ANIVERSÁRIO DE 15 ANOS
REPRODUÇÃO/THE CW
Chris Rock, de terno, com Tyler James Williams em cena da comédia Todo Mundo Odeia o Chris
O comediante Chris Rock levou ao pé da letra a expressão popular rir é o melhor remédio. Com a ponta da caneta, ele subverteu traumas da infância e criou uma atração que desafia o desgaste do tempo e faz sucesso 15 anos após o nascimento. Todo Mundo Odeia o Chris (2005-2009) é fonte de gargalhadas para o telespectador. Já para o humorista, foi uma tentativa de atenuar a desgraça.
A história contada na comédia, exibida pela Record e pelo canal Comedy Central e disponível completa no Globoplay, é baseada na adolescência de Rock, com mudanças leves. Acontecimentos perturbantes, como racismo sofrido na escola, a pobreza e a rigidez dentro de casa foram transformadas pelo humorista milionário em piadas. A série ganhou vida em 22 de setembro de 2005, mas ele não se curou por completo.
"Eu tive que deixar essas coisas para trás, cara, eu estava morrendo", disse o comediante em entrevista para a edição mais recente da revista The Hollywood Reporter.
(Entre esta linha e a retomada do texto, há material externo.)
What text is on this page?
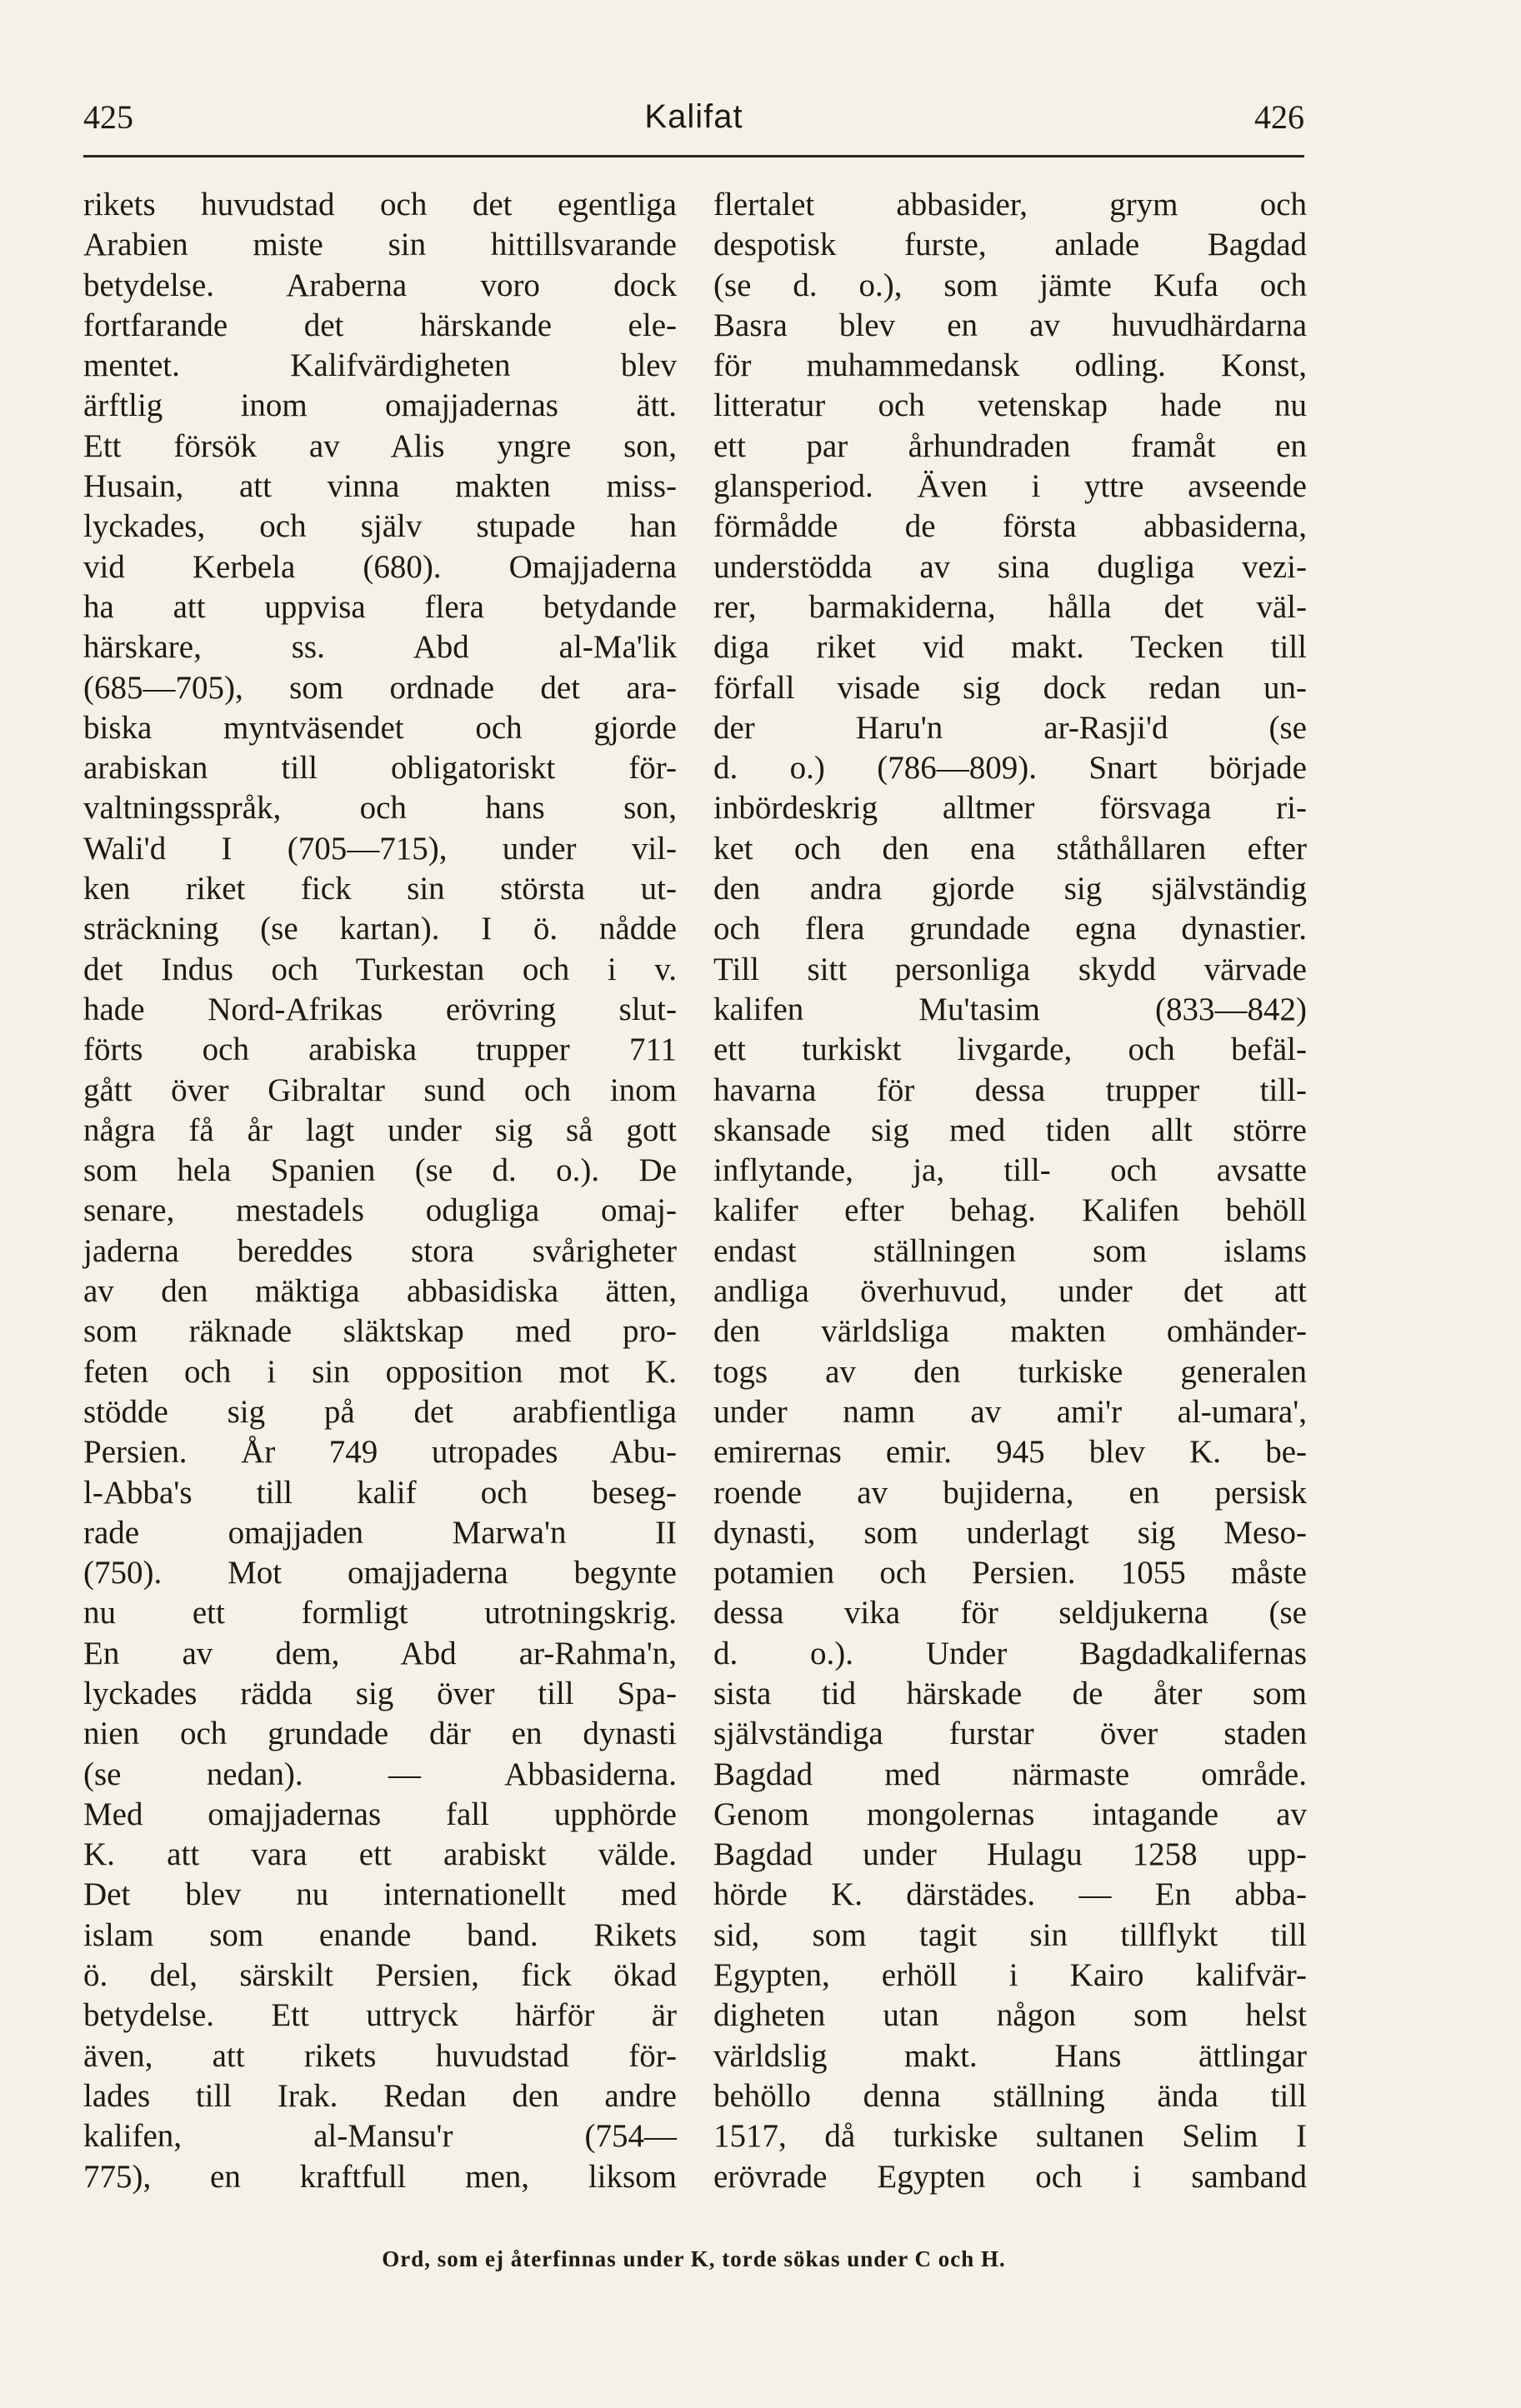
425	Kalifat	426
rikets huvudstad och det egentliga
Arabien miste sin hittillsvarande
betydelse. Araberna voro dock
fortfarande det härskande ele-
mentet. Kalifvärdigheten blev
ärftlig inom omajjadernas ätt.
Ett försök av Alis yngre son,
Husain, att vinna makten miss-
lyckades, och själv stupade han
vid Kerbela (680). Omajjaderna
ha att uppvisa flera betydande
härskare, ss. Abd al-Ma'lik
(685—705), som ordnade det ara-
biska myntväsendet och gjorde
arabiskan till obligatoriskt för-
valtningsspråk, och hans son,
Wali'd I (705—715), under vil-
ken riket fick sin största ut-
sträckning (se kartan). I ö. nådde
det Indus och Turkestan och i v.
hade Nord-Afrikas erövring slut-
förts och arabiska trupper 711
gått över Gibraltar sund och inom
några få år lagt under sig så gott
som hela Spanien (se d. o.). De
senare, mestadels odugliga omaj-
jaderna bereddes stora svårigheter
av den mäktiga abbasidiska ätten,
som räknade släktskap med pro-
feten och i sin opposition mot K.
stödde sig på det arabfientliga
Persien. År 749 utropades Abu-
l-Abba's till kalif och beseg-
rade omajjaden Marwa'n II
(750). Mot omajjaderna begynte
nu ett formligt utrotningskrig.
En av dem, Abd ar-Rahma'n,
lyckades rädda sig över till Spa-
nien och grundade där en dynasti
(se nedan). — Abbasiderna.
Med omajjadernas fall upphörde
K. att vara ett arabiskt välde.
Det blev nu internationellt med
islam som enande band. Rikets
ö. del, särskilt Persien, fick ökad
betydelse. Ett uttryck härför är
även, att rikets huvudstad för-
lades till Irak. Redan den andre
kalifen, al-Mansu'r (754—
775), en kraftfull men, liksom
flertalet abbasider, grym och
despotisk furste, anlade Bagdad
(se d. o.), som jämte Kufa och
Basra blev en av huvudhärdarna
för muhammedansk odling. Konst,
litteratur och vetenskap hade nu
ett par århundraden framåt en
glansperiod. Även i yttre avseende
förmådde de första abbasiderna,
understödda av sina dugliga vezi-
rer, barmakiderna, hålla det väl-
diga riket vid makt. Tecken till
förfall visade sig dock redan un-
der Haru'n ar-Rasji'd (se
d. o.) (786—809). Snart började
inbördeskrig alltmer försvaga ri-
ket och den ena ståthållaren efter
den andra gjorde sig självständig
och flera grundade egna dynastier.
Till sitt personliga skydd värvade
kalifen Mu'tasim (833—842)
ett turkiskt livgarde, och befäl-
havarna för dessa trupper till-
skansade sig med tiden allt större
inflytande, ja, till- och avsatte
kalifer efter behag. Kalifen behöll
endast ställningen som islams
andliga överhuvud, under det att
den världsliga makten omhänder-
togs av den turkiske generalen
under namn av ami'r al-umara',
emirernas emir. 945 blev K. be-
roende av bujiderna, en persisk
dynasti, som underlagt sig Meso-
potamien och Persien. 1055 måste
dessa vika för seldjukerna (se
d. o.). Under Bagdadkalifernas
sista tid härskade de åter som
självständiga furstar över staden
Bagdad med närmaste område.
Genom mongolernas intagande av
Bagdad under Hulagu 1258 upp-
hörde K. därstädes. — En abba-
sid, som tagit sin tillflykt till
Egypten, erhöll i Kairo kalifvär-
digheten utan någon som helst
världslig makt. Hans ättlingar
behöllo denna ställning ända till
1517, då turkiske sultanen Selim I
erövrade Egypten och i samband
Ord, som ej återfinnas under K, torde sökas under C och H.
Ele comentou sobre como foi o processo de criação de Todo Mundo Odeia o Chris. Com um coração puro, Rock acreditava piamente que rir de suas desventuras iria trazer paz para a alma.
"Eu pensava que estava lidando com aquilo [numa boa], mas a verdade é que nunca resolvi direito tais questões [traumáticas da infância]", contou de peito aberto. "A realidade é que a dor e o medo que me trouxeram até esse presente momento eu vivenciei todos os dias de minha vida."
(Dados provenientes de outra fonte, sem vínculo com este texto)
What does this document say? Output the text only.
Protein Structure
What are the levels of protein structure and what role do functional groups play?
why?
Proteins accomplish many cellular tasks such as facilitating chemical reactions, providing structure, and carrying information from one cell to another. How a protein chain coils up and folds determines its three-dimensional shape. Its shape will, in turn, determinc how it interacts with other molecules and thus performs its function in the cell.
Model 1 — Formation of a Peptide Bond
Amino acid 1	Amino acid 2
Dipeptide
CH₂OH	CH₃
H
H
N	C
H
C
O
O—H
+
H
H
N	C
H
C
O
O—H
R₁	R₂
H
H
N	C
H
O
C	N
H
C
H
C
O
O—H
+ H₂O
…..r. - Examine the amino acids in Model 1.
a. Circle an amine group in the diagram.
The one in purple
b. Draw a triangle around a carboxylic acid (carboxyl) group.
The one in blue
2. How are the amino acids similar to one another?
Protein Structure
Todo Mundo Odeia o Chris encenou diversas situações angustiantes da infância de Rock, porém sempre pelo lado mais cômico, mesmo tendo um fundo de verdade. Ainda menino, ele tinha de entrar em um ônibus todo dia para ir a uma escola em outro bairro. Lá, era o único aluno negro.
Quando não apanhava, virava alvo de bexigas cheias de urina. Isso sem falar nos cartazes ofensivos que diziam "Vá para casa, negro [aqui, escreviam o xingamento do idioma inglês mais chulo contra pessoas de pele escura]".
divulgação/the cw
Tyler James Williams com Terry Crews em Todo Mundo Odeia o Chris
Uma versão mais dramática de Todo Mundo Odeia o Chris seria extremamente triste. O garoto chegava em casa chorando, e sua mãe pouco fazia. O conselho era "engolir os desaforos e se virar", lembrou o comediante. "Pois não importava o que eu estivesse enfrentando. Tudo aquilo não era nada em comparação ao que minha mãe e meu pai tiveram de passar."
O que a comédia narra, sobre os pais de Chris exigirem dele o melhor, é verídico. Mas a estrutura familiar era diferente. O menino era o mais velho de sete crianças, todas moradoras do pobre bairro do Brooklyn, na região de Bedford-Stuyvesant (ou Bed-Stuy, como é conhecida). A mãe de Chris era professora; o pai, entregador de jornais.
Além de adversidades dentro de casa e na escola, Rock sofria bullying nas ruas da quebrada. Esse acúmulo de dissabores provocou uma ferida muito dolorida no íntimo do humorista, que fez um paralelo com o mundo contemporâneo para tentar explicar o pesadelo daquela época.
"Não é que eu esteja subestimando a juventude de hoje, mas como eu queria ter recebido apenas uma mensagem de texto odiosa quando eu era criança", desabafou Rock. "Aqueles filhos da mãe estavam tentando me matar!"
Pela primeira vez, ele parou de zoar a própria infância. Veio do seu complicado divórcio o material para o especial de stand-up Tamborine (2018), que ele gravou para a Netflix e pelo qual recebeu US$ 20 milhões (R$ 108 milhões). O humorista foi lidar com seus problemas do passado na terapia.
E ele não está de brincadeira mesmo. São nada menos do que sete horas por semana no divã, o que está de fato o libertando dos traumas. Rock até descobriu que tem uma condição chamada de TANV (transtorno de aprendizagem não verbal), o que significa que ele tem dificuldade para entender uma outra pessoa quando ela dá ênfase aos gestos e não usa palavras com clareza.
Todo Mundo Odeia o Chris é um marco entre as comédias autorais. Rock criou a série em um período no qual já era um humorista premiado, em parte pelos especiais feitos para a HBO, e deixou seu lugar na história. Prova de sua genialidade é transformar um amontoado de experiências ruins em uma obra que provoca risos mais de uma década depois. Um trabalho atemporal.